Similarly, Horwitt takes on Alinsky's blatant sexism. Organizing for him was man's work, in a manly setting; he reveled in taking big shots to lavish lunchs of steak and bourbon--in his view, a real lunch for he-men (or possibly an attempt to shorten opponents' life-spans). He referred to women as "broads" and refused to accept their abilities as organizers till late in his life.

Notwithstanding this honesty, there are a couple of issues that Horwitt fails to tackle. Most pressing is how to take a network of local organizations and turn them into a national voice for progressive reform that will have substantial impact. This was a vision that Alinsky played with all his life, but never really took on full-bore, and never achieved.

Some final comments: this book represents a superb job of research. Alinsky is one of the most difficult subjects imaginable to write about, because he loved to tell stories about himself. Many of these were false, especially as his years, and his embellishments, increased. It would have been easy, therefore, for Horwitt to dismiss them out of hand, but, unfortunately for the diligent researcher, many (but not all) were true.

Horwitt therefore had to make incredibly painstaking efforts to separate fact from ficton. The book begins with an Alinsky story about how he managed to first ingratiate himself into the Capone mob: a mobster had just died, and his mother was bemoaning the fact that she did not have any pictures to remember her son by. Alinsky took a press photographer to the morgue, snapped a shot that he then had retouched, and presented it publicly to the grieving parent.

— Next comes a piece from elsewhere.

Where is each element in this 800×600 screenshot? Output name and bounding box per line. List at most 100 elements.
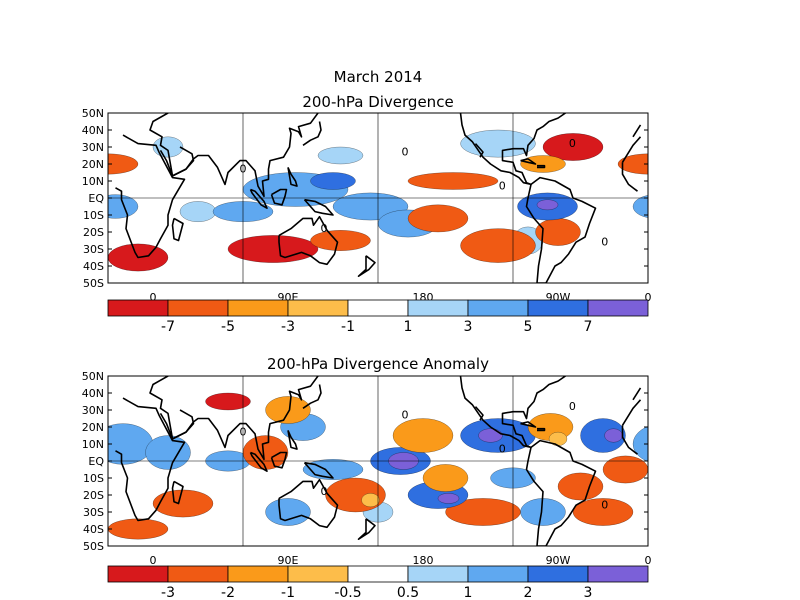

At first Horwitt accepted this tale at face value, but then became skeptical. He pursued it through numerous sources, including a poker game with one of Alinsky's associates, who told Horwitt it was a lot of baloney. Horwitt had given it up as another yarn, when he decided to take a final look at the Alinsky papers at the University of Illinois-Chicago. There, on his _final day_ of research for the book, in the files of Alinsky's class work at the University of Chicago Sociology Department, were the previously overlooked research notes, telling the same story. For Horwitt, this symbolized the complexity of his enterprise, and he begins with this telling incident.

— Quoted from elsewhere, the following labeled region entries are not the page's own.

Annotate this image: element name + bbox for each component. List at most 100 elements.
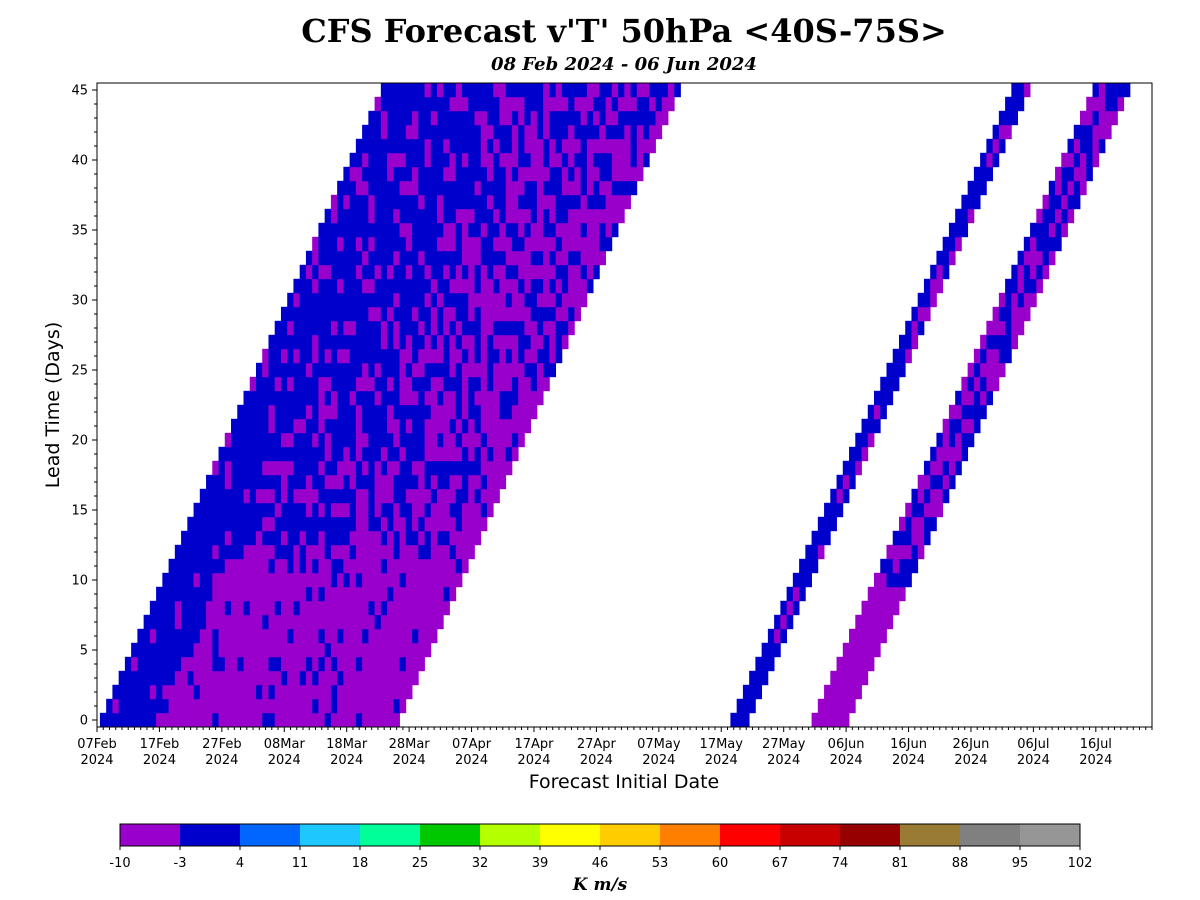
heatmap-cell [611, 208, 619, 224]
heatmap-cell [493, 110, 500, 126]
heatmap-cell [287, 376, 294, 392]
colorbar-tick-label: 32 [472, 856, 489, 871]
heatmap-cell [524, 418, 532, 434]
heatmap-cell [493, 180, 500, 196]
heatmap-cell [611, 138, 619, 154]
heatmap-cell [362, 306, 369, 322]
heatmap-cell [1098, 124, 1106, 140]
heatmap-cell [468, 306, 475, 322]
heatmap-cell [349, 530, 357, 546]
heatmap-cell [280, 712, 288, 728]
heatmap-cell [911, 306, 919, 322]
heatmap-cell [330, 712, 338, 728]
heatmap-cell [886, 558, 894, 574]
heatmap-cell [318, 530, 326, 546]
heatmap-cell [730, 712, 738, 728]
heatmap-cell [399, 166, 407, 182]
heatmap-cell [174, 698, 182, 714]
heatmap-cell [499, 166, 507, 182]
heatmap-cell [330, 628, 338, 644]
heatmap-cell [630, 124, 638, 140]
heatmap-cell [443, 572, 450, 588]
heatmap-cell [905, 558, 912, 574]
heatmap-cell [418, 110, 425, 126]
heatmap-cell [349, 208, 357, 224]
heatmap-cell [449, 292, 457, 308]
heatmap-cell [437, 614, 444, 630]
heatmap-cell [480, 320, 488, 336]
heatmap-cell [836, 670, 844, 686]
heatmap-cell [324, 712, 332, 728]
heatmap-cell [493, 334, 500, 350]
heatmap-cell [405, 362, 413, 378]
y-tick-label: 25 [71, 364, 88, 379]
heatmap-cell [324, 572, 332, 588]
heatmap-cell [199, 516, 207, 532]
heatmap-cell [405, 600, 413, 616]
heatmap-cell [268, 376, 276, 392]
heatmap-cell [237, 600, 244, 616]
heatmap-cell [967, 208, 975, 224]
heatmap-cell [387, 460, 394, 476]
heatmap-cell [212, 614, 219, 630]
heatmap-cell [1005, 278, 1012, 294]
heatmap-cell [474, 180, 482, 196]
heatmap-cell [593, 124, 600, 140]
heatmap-cell [824, 516, 831, 532]
heatmap-cell [399, 530, 407, 546]
heatmap-cell [280, 488, 288, 504]
heatmap-cell [399, 194, 407, 210]
heatmap-cell [437, 404, 444, 420]
heatmap-cell [474, 320, 482, 336]
heatmap-cell [468, 530, 475, 546]
heatmap-cell [337, 418, 344, 434]
heatmap-cell [262, 362, 269, 378]
heatmap-cell [131, 698, 138, 714]
heatmap-cell [917, 292, 925, 308]
heatmap-cell [973, 418, 981, 434]
heatmap-cell [362, 390, 369, 406]
heatmap-cell [430, 306, 438, 322]
heatmap-cell [299, 362, 307, 378]
heatmap-cell [455, 502, 463, 518]
heatmap-cell [193, 502, 201, 518]
heatmap-cell [574, 278, 581, 294]
heatmap-cell [243, 656, 251, 672]
heatmap-cell [355, 460, 363, 476]
heatmap-cell [755, 670, 763, 686]
heatmap-cell [412, 614, 419, 630]
heatmap-cell [749, 698, 756, 714]
heatmap-cell [1030, 292, 1037, 308]
heatmap-cell [424, 614, 432, 630]
heatmap-cell [468, 446, 475, 462]
heatmap-cell [549, 236, 557, 252]
heatmap-cell [268, 614, 276, 630]
heatmap-cell [405, 194, 413, 210]
heatmap-cell [324, 222, 332, 238]
heatmap-cell [199, 488, 207, 504]
heatmap-cell [299, 460, 307, 476]
heatmap-cell [549, 362, 557, 378]
heatmap-cell [337, 488, 344, 504]
heatmap-cell [755, 656, 763, 672]
heatmap-cell [418, 138, 425, 154]
heatmap-cell [255, 558, 263, 574]
heatmap-cell [355, 236, 363, 252]
heatmap-cell [199, 628, 207, 644]
heatmap-cell [206, 586, 213, 602]
heatmap-cell [318, 474, 326, 490]
heatmap-cell [199, 586, 207, 602]
heatmap-cell [212, 558, 219, 574]
heatmap-cell [430, 376, 438, 392]
heatmap-cell [480, 124, 488, 140]
heatmap-cell [393, 558, 400, 574]
heatmap-cell [162, 712, 169, 728]
heatmap-cell [461, 390, 469, 406]
heatmap-cell [561, 110, 569, 126]
heatmap-cell [824, 502, 831, 518]
colorbar-segment [180, 824, 241, 846]
heatmap-cell [499, 418, 507, 434]
heatmap-cell [268, 558, 276, 574]
heatmap-cell [430, 222, 438, 238]
heatmap-cell [461, 320, 469, 336]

Horwitt managed to separate fact from myth by conducting several hundred interviews, as well as by mining all the archival sources. This produced the raw material for a book that is rich in the language of Alinsky's life; where else but in Nicholas Hoffman's reports on the Provisional Organization of the Southwest Community would you find the excerpt that he had recruited a local men's group called the Boneheads: "They are basically composed of guys who went to school and went through the war together and grew up in the neighborhood and still live there....There's another group called the Selohssa Club, or 'assholes' spelled backwards, who, I hear, will be affiliating before long. So with the boneheads and the assholes, I really don't see how we can lose."

Horwitt does a first-rate job in telling the difficult story of Saul Alinsky, and he provides an important guide to anyone concerned about the roots and development of community organizing in the United States.